Galia Ackerman — Monsieur Latushka, vous avez fait partie de l’élite du régime biélorusse. À ce titre, vous connaissez bien le président Loukachenko. Comment expliquez-vous sa longévité au pouvoir ? Par son charisme ?
Pavel Latushka — Sans aucun doute. C’est un homme qui possède un charisme puissant… Il sait influencer les gens, et je dirais même les masses. Je l’ai constaté à plusieurs reprises. Lorsqu’on lui parle, on ressent une sorte de pression, comme s’il voulait écraser son interlocuteur, le désarmer, le soumettre à sa volonté. Lors des réunions de travail du gouvernement, tous les participants ont la tête baissée ; ils prennent des notes sans lever les yeux vers Loukachenko.
G. A. — Vous aussi ?
P. L. — Je ne voudrais pas paraître plus courageux que je ne le suis, mais je peux vous assurer que, moi, je levais les yeux et je ne courbais pas l’échine. Bien que je fusse plus jeune que la plupart des membres du gouvernement, Loukachenko me vouvoyait, alors qu’il tutoie pratiquement tout le monde, selon la vieille pratique soviétique. Peut-être mon dos droit l’impressionnait-il…
G. A. — Après des mois de révolte populaire, diriez-vous que son charisme opère encore ?
P. L. — Le charisme de Loukachenko est clairement en panne. Je ne sais pas si vous avez vu ces images d’ouvriers et de représentants de diverses organisations alignés devant lui, affublés d’uniformes spécialement achetés à l’occasion : ces gens ont des visages de pierre, totalement inexpressifs. Ils ne croient plus en lui, c’est tout.
G. A. — Ce n’est pas la première fois qu’une réélection de Loukachenko provoque des protestations. Mais jamais elles n’ont atteint une telle ampleur. Que s’est-il passé ? Pourquoi la coupe de la patience populaire a-t-elle débordé ? Est-ce la gestion désastreuse de l’épidémie de Covid ou des raisons plus profondes qui ont poussé les Biélorusses à descendre en masse dans la rue ?
P. L. — Il faut comprendre comment, pendant des années, Loukachenko s’est servi de la carte russe. Il faisait du chantage à Moscou : « Je reste loyal à condition qu’en échange vous m’octroyiez quelques avantages.

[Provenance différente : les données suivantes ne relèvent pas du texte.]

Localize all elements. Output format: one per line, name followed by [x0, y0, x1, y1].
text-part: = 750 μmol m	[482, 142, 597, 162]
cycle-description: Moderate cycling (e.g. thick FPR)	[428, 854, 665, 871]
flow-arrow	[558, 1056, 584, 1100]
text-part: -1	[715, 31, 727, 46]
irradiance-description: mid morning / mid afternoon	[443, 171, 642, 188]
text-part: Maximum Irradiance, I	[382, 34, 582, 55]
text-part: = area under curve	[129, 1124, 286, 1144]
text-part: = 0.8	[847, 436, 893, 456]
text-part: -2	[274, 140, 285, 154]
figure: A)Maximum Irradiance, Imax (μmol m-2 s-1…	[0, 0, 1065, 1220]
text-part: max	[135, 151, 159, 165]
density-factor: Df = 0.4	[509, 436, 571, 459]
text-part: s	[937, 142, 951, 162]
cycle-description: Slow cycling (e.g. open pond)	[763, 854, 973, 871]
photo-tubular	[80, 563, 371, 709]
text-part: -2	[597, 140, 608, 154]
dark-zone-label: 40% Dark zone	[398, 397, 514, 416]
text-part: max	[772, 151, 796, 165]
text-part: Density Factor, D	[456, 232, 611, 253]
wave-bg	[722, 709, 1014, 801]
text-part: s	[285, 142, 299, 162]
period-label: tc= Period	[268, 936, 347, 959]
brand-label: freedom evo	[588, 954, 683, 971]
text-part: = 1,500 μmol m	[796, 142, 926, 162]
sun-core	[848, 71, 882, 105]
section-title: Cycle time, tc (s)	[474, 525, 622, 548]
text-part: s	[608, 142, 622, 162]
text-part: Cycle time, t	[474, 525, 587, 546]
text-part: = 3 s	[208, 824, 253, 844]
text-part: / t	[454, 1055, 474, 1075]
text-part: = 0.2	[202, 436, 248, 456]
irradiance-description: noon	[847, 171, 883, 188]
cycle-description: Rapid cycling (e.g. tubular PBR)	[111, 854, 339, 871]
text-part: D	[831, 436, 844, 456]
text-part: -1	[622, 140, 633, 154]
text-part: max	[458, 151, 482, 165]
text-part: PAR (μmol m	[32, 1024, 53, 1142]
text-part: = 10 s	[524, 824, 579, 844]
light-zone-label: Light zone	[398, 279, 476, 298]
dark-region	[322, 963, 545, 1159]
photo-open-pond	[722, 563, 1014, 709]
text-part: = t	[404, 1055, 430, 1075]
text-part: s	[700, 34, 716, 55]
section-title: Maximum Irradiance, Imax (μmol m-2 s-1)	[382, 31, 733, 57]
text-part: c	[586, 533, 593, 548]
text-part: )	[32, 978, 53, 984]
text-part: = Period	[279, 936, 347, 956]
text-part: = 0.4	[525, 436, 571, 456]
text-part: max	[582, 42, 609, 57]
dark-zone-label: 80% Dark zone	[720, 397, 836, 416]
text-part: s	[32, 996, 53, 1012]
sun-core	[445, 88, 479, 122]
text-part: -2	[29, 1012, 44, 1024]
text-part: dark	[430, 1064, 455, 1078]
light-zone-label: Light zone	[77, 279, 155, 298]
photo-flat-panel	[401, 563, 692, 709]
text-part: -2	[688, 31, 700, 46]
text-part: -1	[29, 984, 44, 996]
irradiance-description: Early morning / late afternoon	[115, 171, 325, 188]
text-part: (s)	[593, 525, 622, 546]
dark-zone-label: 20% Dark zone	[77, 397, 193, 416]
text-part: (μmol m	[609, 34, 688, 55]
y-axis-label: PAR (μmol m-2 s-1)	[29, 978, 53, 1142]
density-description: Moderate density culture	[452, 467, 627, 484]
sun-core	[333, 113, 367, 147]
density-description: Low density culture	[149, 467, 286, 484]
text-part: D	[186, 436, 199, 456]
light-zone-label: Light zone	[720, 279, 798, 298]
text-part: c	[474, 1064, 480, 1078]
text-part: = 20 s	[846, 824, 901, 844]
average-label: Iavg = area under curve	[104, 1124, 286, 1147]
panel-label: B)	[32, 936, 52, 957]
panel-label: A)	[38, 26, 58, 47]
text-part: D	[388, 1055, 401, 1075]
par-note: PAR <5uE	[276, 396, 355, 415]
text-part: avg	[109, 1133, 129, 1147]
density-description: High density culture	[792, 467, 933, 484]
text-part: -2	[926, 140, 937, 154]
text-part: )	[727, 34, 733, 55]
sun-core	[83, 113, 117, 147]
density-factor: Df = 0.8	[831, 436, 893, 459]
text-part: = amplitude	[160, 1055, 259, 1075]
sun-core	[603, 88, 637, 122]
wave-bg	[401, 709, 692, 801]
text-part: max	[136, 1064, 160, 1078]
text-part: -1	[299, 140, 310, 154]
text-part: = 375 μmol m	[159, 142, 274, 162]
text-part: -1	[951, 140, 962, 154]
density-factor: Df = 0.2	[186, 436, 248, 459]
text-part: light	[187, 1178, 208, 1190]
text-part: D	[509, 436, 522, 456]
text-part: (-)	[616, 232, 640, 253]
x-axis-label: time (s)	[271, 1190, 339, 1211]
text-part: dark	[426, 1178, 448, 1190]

Et si vous ne me les accordez pas, je me tourne vers quelqu’un d’autre. » La Russie, qui ne voulait pas « lâcher » la Biélorussie, a été obligée de payer. Au fond, Loukachenko arrivait à maintenir à flot une économie à bout de souffle grâce à l’argent russe et aux tarifs préférentiels qui étaient consentis à la Biélorussie pour certains produits, en particulier l’énergie. Loukachenko achetait le pétrole brut et le gaz russes pratiquement au prix du marché intérieur, et il revendait sur les marchés mondiaux du pétrole raffiné et divers produits fabriqués dans nos usines pétrochimiques. Ce système lui donnait les moyens d’assurer l’entretien de ses forces armées, de ses services secrets, de ses fonctionnaires, et de rester ainsi aux manettes du pays. Au fil des années, il a réussi à soutirer à la Russie un pactole estimé à 116 milliards de dollars. Or, aujourd’hui, c’est la débâcle économique : pendant tout ce temps, Loukachenko n’a pas créé de modèle …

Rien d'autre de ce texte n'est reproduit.